Warum wir beim Tagesspiegel den Medaillenspiegel abdrucken und ins Netz stellen.

Markus Hesselmann

Immer zu Olympia machen sich Leser Sorgen um unsere politische Korrektheit, weil wir beim Tagesspiegel den Medaillenspiegel, die inoffizielle olympische Nationenwertung, in der Zeitung drucken und im Internet hochladen. Ein nationalistischer Rückfall! Und das auch noch in Deutschland!

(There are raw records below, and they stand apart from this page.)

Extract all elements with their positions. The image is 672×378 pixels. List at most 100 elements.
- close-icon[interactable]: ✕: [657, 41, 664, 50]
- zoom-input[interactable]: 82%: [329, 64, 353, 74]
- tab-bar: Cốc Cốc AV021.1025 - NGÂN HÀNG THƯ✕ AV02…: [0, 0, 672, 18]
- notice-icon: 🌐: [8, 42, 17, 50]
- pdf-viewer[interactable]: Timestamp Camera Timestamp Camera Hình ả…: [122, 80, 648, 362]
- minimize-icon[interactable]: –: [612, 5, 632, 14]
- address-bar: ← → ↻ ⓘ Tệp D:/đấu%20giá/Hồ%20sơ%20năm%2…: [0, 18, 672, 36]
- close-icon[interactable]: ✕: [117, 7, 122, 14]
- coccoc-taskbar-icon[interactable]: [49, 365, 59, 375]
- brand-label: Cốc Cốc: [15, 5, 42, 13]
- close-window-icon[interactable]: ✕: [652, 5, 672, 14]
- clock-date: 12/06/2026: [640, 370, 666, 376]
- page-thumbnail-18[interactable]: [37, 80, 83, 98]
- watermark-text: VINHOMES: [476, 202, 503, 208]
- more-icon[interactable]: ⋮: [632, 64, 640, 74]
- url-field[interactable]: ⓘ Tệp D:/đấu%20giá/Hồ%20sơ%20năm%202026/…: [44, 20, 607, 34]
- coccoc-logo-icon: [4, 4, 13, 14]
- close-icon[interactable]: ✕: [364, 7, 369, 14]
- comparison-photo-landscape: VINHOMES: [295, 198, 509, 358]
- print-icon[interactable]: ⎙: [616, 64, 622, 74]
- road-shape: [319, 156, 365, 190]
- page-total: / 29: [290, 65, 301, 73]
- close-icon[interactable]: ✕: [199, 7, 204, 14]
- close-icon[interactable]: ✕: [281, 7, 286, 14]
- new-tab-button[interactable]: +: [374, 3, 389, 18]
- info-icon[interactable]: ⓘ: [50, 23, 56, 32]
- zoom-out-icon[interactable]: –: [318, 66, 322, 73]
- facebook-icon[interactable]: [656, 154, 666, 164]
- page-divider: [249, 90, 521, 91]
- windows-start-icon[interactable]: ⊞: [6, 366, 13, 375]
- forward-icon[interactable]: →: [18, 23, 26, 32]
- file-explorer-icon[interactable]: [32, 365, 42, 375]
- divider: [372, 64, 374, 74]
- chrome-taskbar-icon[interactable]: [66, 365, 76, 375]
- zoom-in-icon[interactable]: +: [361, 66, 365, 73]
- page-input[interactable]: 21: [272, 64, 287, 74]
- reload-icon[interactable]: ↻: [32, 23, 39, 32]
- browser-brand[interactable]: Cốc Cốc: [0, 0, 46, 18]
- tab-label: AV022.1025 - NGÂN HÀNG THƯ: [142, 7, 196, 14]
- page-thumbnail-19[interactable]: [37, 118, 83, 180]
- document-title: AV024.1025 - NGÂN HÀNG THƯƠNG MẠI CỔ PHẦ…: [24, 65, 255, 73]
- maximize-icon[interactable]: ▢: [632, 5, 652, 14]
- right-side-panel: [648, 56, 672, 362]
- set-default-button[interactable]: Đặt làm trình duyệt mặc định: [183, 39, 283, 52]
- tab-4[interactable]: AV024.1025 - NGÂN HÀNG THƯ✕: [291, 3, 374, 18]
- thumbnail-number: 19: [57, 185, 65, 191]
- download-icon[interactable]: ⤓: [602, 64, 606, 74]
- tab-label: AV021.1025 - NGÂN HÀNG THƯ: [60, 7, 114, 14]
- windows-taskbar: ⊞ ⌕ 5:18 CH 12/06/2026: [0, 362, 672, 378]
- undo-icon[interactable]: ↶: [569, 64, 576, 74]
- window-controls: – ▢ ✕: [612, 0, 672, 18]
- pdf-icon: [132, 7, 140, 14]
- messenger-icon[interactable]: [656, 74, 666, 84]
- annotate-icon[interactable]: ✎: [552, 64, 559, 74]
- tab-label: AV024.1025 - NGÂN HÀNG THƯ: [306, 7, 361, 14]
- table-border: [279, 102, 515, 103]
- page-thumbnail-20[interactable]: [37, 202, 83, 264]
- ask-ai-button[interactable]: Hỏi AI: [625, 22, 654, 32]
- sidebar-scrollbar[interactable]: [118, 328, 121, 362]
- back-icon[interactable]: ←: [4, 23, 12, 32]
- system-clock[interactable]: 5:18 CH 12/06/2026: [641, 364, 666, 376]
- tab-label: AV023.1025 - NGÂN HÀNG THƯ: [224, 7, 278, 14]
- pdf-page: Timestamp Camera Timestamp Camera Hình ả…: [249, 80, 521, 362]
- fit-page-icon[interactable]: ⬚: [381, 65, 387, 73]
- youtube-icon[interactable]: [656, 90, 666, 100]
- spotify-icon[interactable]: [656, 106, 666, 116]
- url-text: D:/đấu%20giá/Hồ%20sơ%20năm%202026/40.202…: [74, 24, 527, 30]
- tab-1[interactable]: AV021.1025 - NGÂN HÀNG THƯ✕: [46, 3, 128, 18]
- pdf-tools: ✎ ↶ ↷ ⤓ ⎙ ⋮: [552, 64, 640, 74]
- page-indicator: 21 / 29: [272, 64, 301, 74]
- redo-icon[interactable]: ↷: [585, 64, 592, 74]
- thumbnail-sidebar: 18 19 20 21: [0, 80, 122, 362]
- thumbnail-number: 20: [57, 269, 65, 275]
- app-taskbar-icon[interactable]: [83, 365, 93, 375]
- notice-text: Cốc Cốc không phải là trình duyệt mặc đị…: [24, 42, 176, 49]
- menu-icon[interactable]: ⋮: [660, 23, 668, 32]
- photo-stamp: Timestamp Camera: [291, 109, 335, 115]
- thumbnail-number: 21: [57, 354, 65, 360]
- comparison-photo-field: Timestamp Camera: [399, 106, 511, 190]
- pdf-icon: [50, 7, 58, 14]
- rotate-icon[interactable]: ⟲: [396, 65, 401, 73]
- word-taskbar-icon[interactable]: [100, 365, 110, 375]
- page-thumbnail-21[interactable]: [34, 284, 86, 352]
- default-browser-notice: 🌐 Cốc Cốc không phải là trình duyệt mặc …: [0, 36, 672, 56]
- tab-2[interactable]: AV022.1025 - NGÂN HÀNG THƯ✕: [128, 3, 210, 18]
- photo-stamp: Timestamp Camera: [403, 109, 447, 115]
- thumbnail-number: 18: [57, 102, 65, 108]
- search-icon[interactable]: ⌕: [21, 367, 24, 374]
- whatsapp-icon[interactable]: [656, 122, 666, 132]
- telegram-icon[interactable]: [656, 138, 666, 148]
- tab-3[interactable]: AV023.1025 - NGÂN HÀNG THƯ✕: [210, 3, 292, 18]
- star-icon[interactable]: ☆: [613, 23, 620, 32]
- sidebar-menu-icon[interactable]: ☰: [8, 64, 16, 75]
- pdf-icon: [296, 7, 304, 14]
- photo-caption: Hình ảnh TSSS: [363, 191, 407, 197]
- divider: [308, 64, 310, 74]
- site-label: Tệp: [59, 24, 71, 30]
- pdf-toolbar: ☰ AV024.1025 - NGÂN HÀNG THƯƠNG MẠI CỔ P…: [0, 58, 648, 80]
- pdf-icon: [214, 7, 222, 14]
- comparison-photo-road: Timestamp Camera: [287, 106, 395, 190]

Keine Sorge. Unser Eifer beim Auflisten von Gold, Silber und Bronze hat mit Nationalismus nichts zu tun. Wir wollen nur spielen. Der Medaillenspiegel macht die größtenteils so individualistischen Olympischen Spiele zum Mannschaftssport. Und mit einer Mannschaft zu fiebern macht einfach mehr Spaß. Das kennen wir vom Fußball.

In Vereinzelung hochtrainiert

Und so werden die unfassbaren Leistungen der in Vereinzelung hochtrainierten Superathleten ein bisschen heimgeholt. Zum Beispiel die von Jan Frodeno. Mit einer Zeit von 1:48:53,28 Stunden gewann der deutsche Triathlet in der Nacht Gold nach 1,5 Kilometern Schwimmen, 40 Kilometern Radfahren und 10 Kilometern Laufen.

So lange im Wasser, so lange auf dem Rad, so lange gerannt - das müsste eigentlich mit dreimal Gold gewertet werden. Das wäre nur gerecht. Und das wäre hilfreich. Wie Frodeno im Sprint zöge Deutschland im Medaillenspiegel an den Australiern vorbei, zurück auf Platz vier - Platz drei und die Briten wieder im Blick.